Thatcher’dan Çipras’a uzanan yol

1970’li yıllarda Avrupa sosyal demokrasisi ikinci baharını yaşıyordu. Birçok Avrupa ülkesinde iktidarı elinde tutan, bazılarında da etkili bir muhalefet odağı olan sosyal demokrat partiler, bugünkünden oldukça farklı bir konumlanış içerisindeydiler.

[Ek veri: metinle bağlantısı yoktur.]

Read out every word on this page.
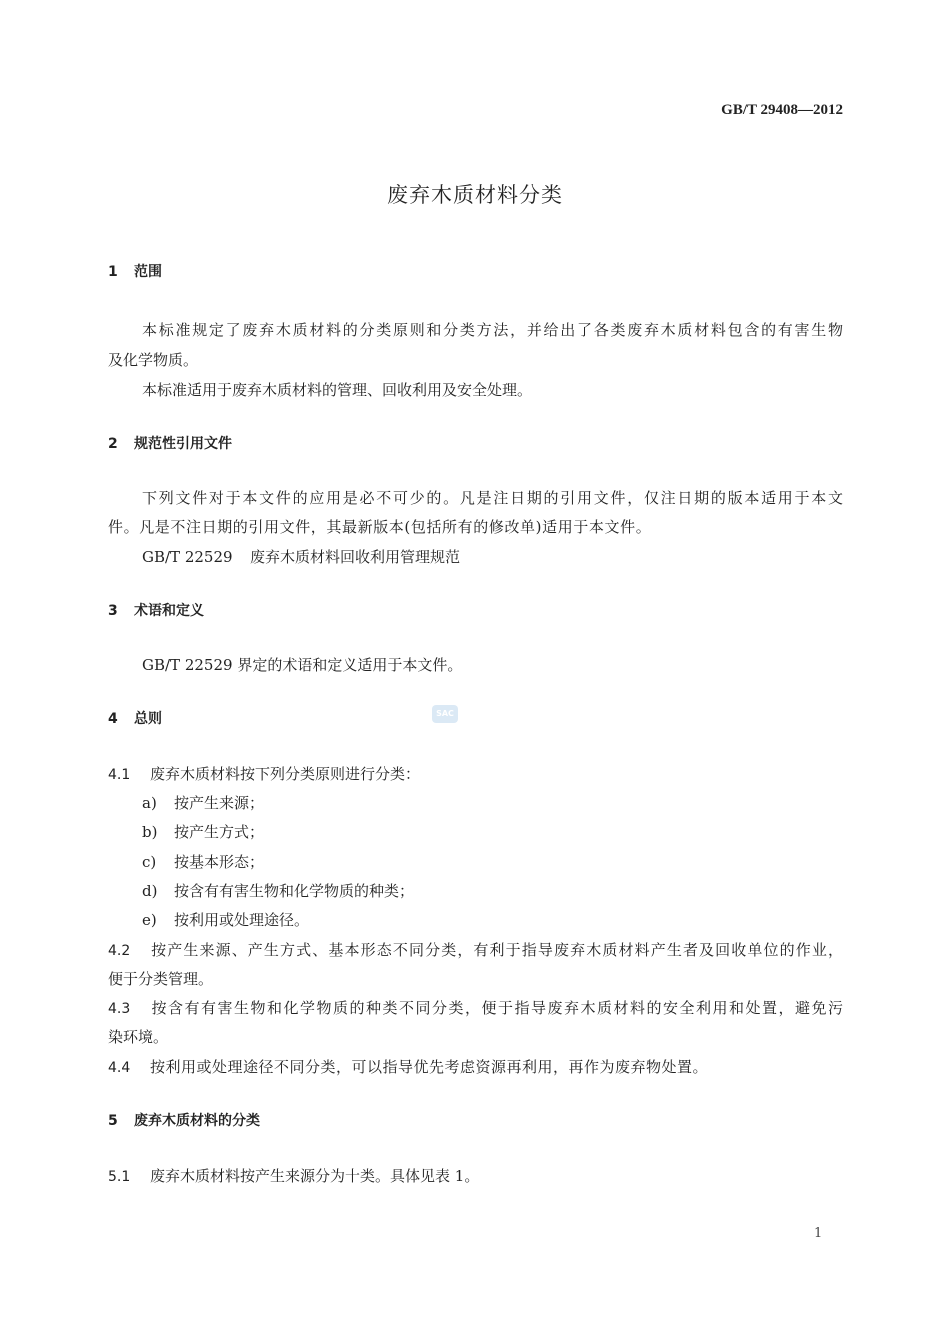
GB/T 29408—2012
废弃木质材料分类
1 范围
本标准规定了废弃木质材料的分类原则和分类方法，并给出了各类废弃木质材料包含的有害生物
及化学物质。
本标准适用于废弃木质材料的管理、回收利用及安全处理。
2 规范性引用文件
下列文件对于本文件的应用是必不可少的。凡是注日期的引用文件，仅注日期的版本适用于本文
件。凡是不注日期的引用文件，其最新版本(包括所有的修改单)适用于本文件。
GB/T 22529 废弃木质材料回收利用管理规范
3 术语和定义
GB/T 22529 界定的术语和定义适用于本文件。
4 总则	SAC
4.1 废弃木质材料按下列分类原则进行分类：
a) 按产生来源；
b) 按产生方式；
c) 按基本形态；
d) 按含有有害生物和化学物质的种类；
e) 按利用或处理途径。
4.2 按产生来源、产生方式、基本形态不同分类，有利于指导废弃木质材料产生者及回收单位的作业，
便于分类管理。
4.3 按含有有害生物和化学物质的种类不同分类，便于指导废弃木质材料的安全利用和处置，避免污
染环境。
4.4 按利用或处理途径不同分类，可以指导优先考虑资源再利用，再作为废弃物处置。
5 废弃木质材料的分类
5.1 废弃木质材料按产生来源分为十类。具体见表 1。
1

Öncelikle, söz konusu partiler kendilerini basitçe parlamenter siyasetle sınırlandırmıyor, siyasetlerini örgütlü sınıf hareketi üzerine bina ediyorlardı. İkincisi, dönemin diğer düzen içi siyasal akımlarından belirgin bir şekilde farklılaşan ve bugünün ölçütleriyle bakıldığında oldukça iddialı sayılabilecek bir ekonomi-politik program öneriyorlardı. Üçüncüsü, söz konusu partilerin içerisinde siyasal ufku dizginlenmiş ve düzenlenmiş bir kapitalizmin ötesine geçen radikal eğilimler barınabiliyordu. Bu eğilimler için, sosyal demokrasi basitçe kapitalizmle bir arada yaşamayı kabullenmek değil sosyalizme tedrici bir geçiş sürecini ifade ediyordu. Söz gelimi, İsveç’te 1970’lerde gündeme gelen Meidner planı sendikal hareketin yalnızca daha iyi ücretler ve çalışma koşulları için değil, yönetime katılma talebini de gündeme alması gerektiğini vurguluyor, uzun vadede üretim araçlarının kolektif mülkiyetini hedefliyordu. Benzer radikal eğilimler diğer partilerde de mevcuttu.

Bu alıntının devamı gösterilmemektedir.